O problema do bem e do mal em Hegel é fruto do seu pensamento sobre a história, a sua filosofia da História, um conceito que é atinente praticamente a ele: ele inventou este termo, que vinha sendo gestado por Jacob Boehme e Mestre Eckhart.
Na sua filosofia da História o mal ocupa efetivamente um lugar legítimo. Como tantas vezes tenho demonstrado foi a partir da legitimação do terror na Revolução Francesa que Hegel começou a elaborar o seu pensamento histórico.
Para dar sentido a este momento da Revolução, um momento do tempo da Revolução, ele entendeu não como fracasso aquilo que outros intelectuais o entendiam como tal.
O fracasso da Revolução é um meio para se ter consciência do papel da justiça, da liberdade e do bem.
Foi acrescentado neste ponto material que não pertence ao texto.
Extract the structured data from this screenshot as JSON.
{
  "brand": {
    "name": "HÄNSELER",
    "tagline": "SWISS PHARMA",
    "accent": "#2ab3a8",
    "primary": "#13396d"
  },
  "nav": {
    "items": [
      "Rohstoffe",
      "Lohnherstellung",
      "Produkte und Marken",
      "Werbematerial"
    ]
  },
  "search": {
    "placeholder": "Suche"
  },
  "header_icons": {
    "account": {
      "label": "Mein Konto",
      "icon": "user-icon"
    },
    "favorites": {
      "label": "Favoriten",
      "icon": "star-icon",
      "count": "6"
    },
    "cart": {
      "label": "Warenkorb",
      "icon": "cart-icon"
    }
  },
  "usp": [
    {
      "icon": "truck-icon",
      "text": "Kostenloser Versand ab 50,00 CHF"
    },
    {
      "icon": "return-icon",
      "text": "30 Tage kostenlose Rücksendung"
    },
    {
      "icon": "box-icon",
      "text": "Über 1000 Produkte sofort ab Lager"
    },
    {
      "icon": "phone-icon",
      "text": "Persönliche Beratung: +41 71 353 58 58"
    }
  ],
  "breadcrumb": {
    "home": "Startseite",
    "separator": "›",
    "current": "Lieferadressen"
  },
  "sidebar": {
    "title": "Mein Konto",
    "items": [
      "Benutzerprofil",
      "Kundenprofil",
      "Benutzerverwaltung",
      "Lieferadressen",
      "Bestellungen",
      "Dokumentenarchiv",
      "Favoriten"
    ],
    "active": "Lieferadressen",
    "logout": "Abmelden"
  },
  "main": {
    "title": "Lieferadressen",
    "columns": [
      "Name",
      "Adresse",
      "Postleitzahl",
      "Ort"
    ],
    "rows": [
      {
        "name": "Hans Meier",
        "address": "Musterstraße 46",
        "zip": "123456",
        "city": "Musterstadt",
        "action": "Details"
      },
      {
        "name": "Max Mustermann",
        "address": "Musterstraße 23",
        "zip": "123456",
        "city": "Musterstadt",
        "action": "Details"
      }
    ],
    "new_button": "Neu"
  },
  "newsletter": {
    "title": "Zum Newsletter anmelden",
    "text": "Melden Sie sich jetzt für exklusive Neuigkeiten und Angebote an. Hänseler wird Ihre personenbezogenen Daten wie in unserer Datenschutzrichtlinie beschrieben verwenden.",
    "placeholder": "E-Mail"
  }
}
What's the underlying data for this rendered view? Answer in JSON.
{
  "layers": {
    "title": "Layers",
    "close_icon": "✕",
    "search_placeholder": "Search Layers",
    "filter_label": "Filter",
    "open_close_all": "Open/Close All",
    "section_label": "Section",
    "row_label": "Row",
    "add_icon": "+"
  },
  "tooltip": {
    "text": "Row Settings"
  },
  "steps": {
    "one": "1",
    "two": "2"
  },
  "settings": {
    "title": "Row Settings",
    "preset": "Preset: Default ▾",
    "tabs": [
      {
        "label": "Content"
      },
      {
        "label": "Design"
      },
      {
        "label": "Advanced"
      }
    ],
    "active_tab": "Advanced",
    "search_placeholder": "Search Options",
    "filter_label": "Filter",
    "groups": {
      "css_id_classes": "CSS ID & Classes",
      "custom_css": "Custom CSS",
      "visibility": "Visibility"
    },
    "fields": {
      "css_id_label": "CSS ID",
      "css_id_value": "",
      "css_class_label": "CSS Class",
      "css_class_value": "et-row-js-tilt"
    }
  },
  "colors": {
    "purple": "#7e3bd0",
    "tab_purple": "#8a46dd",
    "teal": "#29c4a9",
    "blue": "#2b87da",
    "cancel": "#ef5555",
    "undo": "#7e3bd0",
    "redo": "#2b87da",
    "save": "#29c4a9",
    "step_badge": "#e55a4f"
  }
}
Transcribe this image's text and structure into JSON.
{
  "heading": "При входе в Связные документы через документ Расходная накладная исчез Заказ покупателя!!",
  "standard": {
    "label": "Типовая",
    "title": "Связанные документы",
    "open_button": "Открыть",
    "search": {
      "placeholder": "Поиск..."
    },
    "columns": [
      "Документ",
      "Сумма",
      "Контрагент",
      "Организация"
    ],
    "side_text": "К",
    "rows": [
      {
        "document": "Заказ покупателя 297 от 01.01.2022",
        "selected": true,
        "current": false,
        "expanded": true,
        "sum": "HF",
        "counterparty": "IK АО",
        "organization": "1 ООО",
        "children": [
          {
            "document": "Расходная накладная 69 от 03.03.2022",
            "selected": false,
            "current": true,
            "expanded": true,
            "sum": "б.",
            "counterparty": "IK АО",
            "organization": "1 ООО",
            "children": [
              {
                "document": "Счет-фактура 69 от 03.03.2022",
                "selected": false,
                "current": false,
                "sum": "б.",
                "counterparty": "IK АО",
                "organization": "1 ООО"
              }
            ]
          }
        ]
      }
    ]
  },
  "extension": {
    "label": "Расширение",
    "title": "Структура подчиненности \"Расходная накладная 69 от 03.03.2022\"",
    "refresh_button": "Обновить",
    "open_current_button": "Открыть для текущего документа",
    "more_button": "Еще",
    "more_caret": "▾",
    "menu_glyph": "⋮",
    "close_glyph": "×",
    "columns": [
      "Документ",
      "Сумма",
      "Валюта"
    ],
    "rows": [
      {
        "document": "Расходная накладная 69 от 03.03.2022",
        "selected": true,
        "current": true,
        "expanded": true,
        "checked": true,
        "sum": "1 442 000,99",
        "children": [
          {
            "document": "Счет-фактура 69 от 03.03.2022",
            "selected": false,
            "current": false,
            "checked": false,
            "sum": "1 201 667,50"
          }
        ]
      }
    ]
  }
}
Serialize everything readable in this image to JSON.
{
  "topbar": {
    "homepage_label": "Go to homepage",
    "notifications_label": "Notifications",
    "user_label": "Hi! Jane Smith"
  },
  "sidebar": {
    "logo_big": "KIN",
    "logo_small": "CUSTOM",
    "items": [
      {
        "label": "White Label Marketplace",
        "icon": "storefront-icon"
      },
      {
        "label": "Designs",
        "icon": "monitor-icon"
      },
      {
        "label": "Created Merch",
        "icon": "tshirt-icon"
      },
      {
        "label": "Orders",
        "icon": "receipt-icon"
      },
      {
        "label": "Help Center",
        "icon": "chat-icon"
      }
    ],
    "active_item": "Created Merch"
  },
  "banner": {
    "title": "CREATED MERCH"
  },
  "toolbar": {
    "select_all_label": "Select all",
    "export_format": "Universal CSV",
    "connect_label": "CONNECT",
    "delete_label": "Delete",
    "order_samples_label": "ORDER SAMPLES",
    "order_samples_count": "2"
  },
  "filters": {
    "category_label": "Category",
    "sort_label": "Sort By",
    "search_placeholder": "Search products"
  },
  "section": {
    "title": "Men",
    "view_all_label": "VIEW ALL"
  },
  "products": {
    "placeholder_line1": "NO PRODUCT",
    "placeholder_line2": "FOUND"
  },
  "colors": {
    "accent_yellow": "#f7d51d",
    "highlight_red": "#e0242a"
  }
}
Sem isto não haveria o nascimento desta consciência e desta luta.
Ainda me lembro de meu professor Roland Corbisier mostrando que só se tem, dialeticamente falando, consciência da liberdade porque se a perdeu, no âmbito da História.
Então o terror tem um significado positivo de abrir o caminho da luta pelo bem. Mas também o genocidio na época do nazismo? Segundo Hegel sim. Quando Althusser diz que a “história é assim mesmo” não está fazendo mais do que expressar aquilo que mais do que potencialmente Hegel formulou.
E mais do que isto, o mal pode produzir o bem:muita gente não s e dá conta de que,em grande parte, a descolonização pós-segunda guerra,a começar pela India, só foi possível com o enfraquecimento de Inglaterra e França na segunda guerra.
Muitos dizem que Hitler, se fosse correto, aceitava a derrota definitiva em fevereiro de 1943 em stalingrado e não prosseguia no conflito.
Mas a rigor a luta precisava continuar para que seus objetivos históricos pudessem se realizados , um dos quais era o enfraquecimento das potências coloniais já citadas.
A India foi beneficiária: a Inglaterra ficou totalmente depauperada, assim como a França e tudo por causa da continuidade da guerra, que Hitler insistiu em seguir.